Aim: Our aim was to identify multimorbidity clusters and, in particular, to examine their contribution to well-being outcomes among the oldest old in Germany.
Methods: Data were taken from the large nationally representative D80+ study including community-dwelling and institutionalized individuals aged 80 years and over residing in Germany (n = 8,773). The mean age was 85.6 years (SD: 4.1). Based on 21 chronic conditions, latent class analysis was carried out to explore multimorbidity (≥2 chronic conditions) clusters. Widely used tools were applied to quantify well-being outcomes.

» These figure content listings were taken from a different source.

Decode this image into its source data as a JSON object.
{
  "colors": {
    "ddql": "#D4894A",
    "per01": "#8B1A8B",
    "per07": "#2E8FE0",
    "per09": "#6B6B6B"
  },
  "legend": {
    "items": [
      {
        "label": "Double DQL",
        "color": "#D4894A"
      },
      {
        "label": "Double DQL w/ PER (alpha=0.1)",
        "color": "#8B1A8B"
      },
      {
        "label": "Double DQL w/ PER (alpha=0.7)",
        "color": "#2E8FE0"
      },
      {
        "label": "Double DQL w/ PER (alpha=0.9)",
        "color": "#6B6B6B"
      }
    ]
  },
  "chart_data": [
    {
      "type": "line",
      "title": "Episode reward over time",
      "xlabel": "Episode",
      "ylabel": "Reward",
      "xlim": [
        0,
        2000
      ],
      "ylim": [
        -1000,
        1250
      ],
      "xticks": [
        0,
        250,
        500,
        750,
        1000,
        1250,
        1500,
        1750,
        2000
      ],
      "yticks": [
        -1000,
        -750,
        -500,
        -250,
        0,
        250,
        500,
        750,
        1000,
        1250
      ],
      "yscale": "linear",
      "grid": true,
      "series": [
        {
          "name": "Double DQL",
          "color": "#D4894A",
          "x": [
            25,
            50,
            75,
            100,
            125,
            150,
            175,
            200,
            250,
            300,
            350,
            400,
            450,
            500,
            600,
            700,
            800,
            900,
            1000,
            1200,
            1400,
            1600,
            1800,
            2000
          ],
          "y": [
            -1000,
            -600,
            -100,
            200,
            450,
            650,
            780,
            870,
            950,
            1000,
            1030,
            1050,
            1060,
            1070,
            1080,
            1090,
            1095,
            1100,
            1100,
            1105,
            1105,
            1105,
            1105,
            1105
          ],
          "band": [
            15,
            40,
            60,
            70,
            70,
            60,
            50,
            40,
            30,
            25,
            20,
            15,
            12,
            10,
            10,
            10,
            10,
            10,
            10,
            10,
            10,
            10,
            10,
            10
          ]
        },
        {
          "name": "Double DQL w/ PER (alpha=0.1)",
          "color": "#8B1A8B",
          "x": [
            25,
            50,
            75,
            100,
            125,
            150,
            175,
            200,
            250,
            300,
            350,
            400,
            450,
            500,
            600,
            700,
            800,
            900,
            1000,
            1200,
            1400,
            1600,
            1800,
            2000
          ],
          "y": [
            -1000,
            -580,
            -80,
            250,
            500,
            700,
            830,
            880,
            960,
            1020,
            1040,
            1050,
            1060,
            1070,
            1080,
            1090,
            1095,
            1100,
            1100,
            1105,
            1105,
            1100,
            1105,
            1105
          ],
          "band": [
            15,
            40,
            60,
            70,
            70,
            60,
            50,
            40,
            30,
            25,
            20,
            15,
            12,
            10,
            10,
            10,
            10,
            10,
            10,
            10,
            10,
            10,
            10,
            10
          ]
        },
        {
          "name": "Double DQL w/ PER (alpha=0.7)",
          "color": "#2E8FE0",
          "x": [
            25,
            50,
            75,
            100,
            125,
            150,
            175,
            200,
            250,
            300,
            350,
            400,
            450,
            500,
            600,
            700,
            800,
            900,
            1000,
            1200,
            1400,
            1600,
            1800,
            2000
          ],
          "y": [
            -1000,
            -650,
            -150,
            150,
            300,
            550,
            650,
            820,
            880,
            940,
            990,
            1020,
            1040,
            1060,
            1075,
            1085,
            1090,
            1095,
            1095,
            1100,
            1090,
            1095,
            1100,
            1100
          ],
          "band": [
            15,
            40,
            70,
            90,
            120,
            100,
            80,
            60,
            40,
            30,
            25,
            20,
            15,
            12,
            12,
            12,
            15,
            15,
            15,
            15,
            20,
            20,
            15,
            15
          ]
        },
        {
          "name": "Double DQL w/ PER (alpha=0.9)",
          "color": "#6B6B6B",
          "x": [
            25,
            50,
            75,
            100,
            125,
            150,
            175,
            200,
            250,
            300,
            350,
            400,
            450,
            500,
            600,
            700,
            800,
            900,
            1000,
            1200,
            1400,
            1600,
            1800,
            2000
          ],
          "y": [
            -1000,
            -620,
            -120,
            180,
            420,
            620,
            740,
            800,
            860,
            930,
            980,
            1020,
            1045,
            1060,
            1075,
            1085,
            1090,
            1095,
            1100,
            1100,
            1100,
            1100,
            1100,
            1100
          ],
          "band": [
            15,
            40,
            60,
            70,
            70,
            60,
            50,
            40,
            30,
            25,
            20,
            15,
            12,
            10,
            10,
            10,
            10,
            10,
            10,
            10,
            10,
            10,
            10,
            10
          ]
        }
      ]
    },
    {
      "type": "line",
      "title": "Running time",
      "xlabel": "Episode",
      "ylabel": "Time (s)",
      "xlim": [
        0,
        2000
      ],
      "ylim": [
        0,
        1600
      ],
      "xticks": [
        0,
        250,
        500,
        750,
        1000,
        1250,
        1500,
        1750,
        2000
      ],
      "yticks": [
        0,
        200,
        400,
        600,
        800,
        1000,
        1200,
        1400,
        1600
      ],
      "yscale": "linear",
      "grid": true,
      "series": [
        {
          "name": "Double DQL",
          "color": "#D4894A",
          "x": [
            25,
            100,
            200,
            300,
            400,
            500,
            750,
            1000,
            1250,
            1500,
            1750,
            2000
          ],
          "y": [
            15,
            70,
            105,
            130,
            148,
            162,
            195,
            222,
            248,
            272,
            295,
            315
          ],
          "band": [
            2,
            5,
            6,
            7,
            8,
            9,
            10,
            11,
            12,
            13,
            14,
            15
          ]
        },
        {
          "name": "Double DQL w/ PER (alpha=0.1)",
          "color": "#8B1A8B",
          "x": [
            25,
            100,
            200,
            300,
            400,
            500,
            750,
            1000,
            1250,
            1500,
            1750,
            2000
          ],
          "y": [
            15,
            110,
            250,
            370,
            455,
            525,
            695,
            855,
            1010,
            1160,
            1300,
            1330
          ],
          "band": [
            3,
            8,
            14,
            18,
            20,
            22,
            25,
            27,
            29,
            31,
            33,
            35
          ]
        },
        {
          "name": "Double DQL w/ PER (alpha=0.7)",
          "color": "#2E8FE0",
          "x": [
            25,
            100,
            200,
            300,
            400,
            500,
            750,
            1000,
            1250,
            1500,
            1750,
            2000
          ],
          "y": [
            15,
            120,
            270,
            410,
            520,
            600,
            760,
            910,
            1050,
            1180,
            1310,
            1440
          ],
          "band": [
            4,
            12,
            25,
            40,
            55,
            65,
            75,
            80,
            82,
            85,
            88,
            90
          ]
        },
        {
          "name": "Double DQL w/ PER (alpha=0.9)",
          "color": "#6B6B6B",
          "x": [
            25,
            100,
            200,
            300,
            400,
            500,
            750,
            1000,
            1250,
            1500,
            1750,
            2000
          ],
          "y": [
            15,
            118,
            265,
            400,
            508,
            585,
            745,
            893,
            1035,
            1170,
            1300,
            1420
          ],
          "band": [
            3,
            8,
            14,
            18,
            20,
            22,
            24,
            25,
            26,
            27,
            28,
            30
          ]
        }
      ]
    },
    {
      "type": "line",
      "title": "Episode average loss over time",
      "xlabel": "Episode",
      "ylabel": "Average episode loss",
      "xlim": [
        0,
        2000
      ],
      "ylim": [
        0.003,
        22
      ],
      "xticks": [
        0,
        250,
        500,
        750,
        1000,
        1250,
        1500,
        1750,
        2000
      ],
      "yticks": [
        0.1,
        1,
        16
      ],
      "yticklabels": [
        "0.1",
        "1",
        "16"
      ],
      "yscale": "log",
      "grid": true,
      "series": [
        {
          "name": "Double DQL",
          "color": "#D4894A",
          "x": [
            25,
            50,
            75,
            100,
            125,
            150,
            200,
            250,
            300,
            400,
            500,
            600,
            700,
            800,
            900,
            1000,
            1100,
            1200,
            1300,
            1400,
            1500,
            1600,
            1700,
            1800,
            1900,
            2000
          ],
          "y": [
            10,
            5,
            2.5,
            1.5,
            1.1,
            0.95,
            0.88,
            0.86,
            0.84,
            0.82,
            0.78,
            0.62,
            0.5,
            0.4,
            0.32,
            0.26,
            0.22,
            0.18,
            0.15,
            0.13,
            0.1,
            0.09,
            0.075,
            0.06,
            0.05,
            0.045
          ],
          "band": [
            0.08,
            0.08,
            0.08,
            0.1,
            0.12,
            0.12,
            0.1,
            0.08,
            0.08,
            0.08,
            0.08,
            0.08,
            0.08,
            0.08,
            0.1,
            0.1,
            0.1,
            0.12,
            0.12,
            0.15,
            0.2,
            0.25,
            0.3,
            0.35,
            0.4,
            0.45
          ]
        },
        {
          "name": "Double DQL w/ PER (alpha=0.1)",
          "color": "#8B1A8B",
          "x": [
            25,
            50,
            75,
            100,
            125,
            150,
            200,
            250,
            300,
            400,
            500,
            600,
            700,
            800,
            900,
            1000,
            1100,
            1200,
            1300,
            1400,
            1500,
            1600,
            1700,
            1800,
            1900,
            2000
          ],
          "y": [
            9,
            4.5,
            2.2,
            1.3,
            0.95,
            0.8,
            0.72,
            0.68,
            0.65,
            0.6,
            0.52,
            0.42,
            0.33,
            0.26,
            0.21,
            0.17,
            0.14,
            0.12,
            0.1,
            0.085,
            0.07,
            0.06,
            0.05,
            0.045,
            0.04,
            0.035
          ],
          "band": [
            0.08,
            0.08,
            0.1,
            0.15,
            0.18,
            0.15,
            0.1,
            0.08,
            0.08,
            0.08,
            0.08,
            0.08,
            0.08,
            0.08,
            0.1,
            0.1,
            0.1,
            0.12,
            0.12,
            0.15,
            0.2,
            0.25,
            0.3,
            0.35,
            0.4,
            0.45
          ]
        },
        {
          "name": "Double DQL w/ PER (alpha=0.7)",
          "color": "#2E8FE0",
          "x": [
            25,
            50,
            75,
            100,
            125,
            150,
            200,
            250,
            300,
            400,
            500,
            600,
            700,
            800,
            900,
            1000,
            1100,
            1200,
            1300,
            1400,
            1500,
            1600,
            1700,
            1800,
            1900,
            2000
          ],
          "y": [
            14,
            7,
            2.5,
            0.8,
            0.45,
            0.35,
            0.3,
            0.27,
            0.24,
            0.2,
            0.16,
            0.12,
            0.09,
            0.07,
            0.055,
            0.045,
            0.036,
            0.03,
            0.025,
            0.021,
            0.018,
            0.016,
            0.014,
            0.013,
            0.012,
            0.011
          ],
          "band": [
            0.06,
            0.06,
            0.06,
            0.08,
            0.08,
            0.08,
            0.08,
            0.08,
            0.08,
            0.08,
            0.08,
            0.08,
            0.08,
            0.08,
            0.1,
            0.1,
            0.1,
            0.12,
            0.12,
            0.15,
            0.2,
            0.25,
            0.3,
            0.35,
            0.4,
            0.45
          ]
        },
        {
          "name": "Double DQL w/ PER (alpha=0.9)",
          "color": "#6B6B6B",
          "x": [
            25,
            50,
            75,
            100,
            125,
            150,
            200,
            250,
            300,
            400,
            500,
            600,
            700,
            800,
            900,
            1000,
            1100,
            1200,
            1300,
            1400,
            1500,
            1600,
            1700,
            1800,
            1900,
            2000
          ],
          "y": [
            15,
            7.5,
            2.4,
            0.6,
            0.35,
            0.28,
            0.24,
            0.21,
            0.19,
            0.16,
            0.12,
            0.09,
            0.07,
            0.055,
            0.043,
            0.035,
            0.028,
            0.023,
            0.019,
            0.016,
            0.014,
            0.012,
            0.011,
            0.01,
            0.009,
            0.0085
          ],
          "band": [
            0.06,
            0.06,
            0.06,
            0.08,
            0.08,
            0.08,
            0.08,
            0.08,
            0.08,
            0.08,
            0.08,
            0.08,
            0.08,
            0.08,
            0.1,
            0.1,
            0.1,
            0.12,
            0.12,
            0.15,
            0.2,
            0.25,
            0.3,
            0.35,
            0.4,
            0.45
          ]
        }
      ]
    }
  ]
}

Results: Approximately nine out of ten people aged 80 and over living in Germany were multimorbid. Four multimorbidity clusters were identified: relatively healthy class (30.2 %), musculoskeletal class (44.8 %), mental illness class (8.6 %), and high morbidity class (16.4 %). Being part of the mental disorders cluster was consistently linked to reduced well-being (in terms of low life satisfaction, high loneliness and lower odds of meaning in life), followed by membership in the high morbidity cluster.
Conclusions: Four multimorbidity clusters were detected among the oldest old in Germany. Particularly belonging to the mental disorders cluster is consistently associated with low well-being, followed by belonging to the high morbidity cluster. This stresses the need for efforts to target such vulnerable groups, pending future longitudinal research.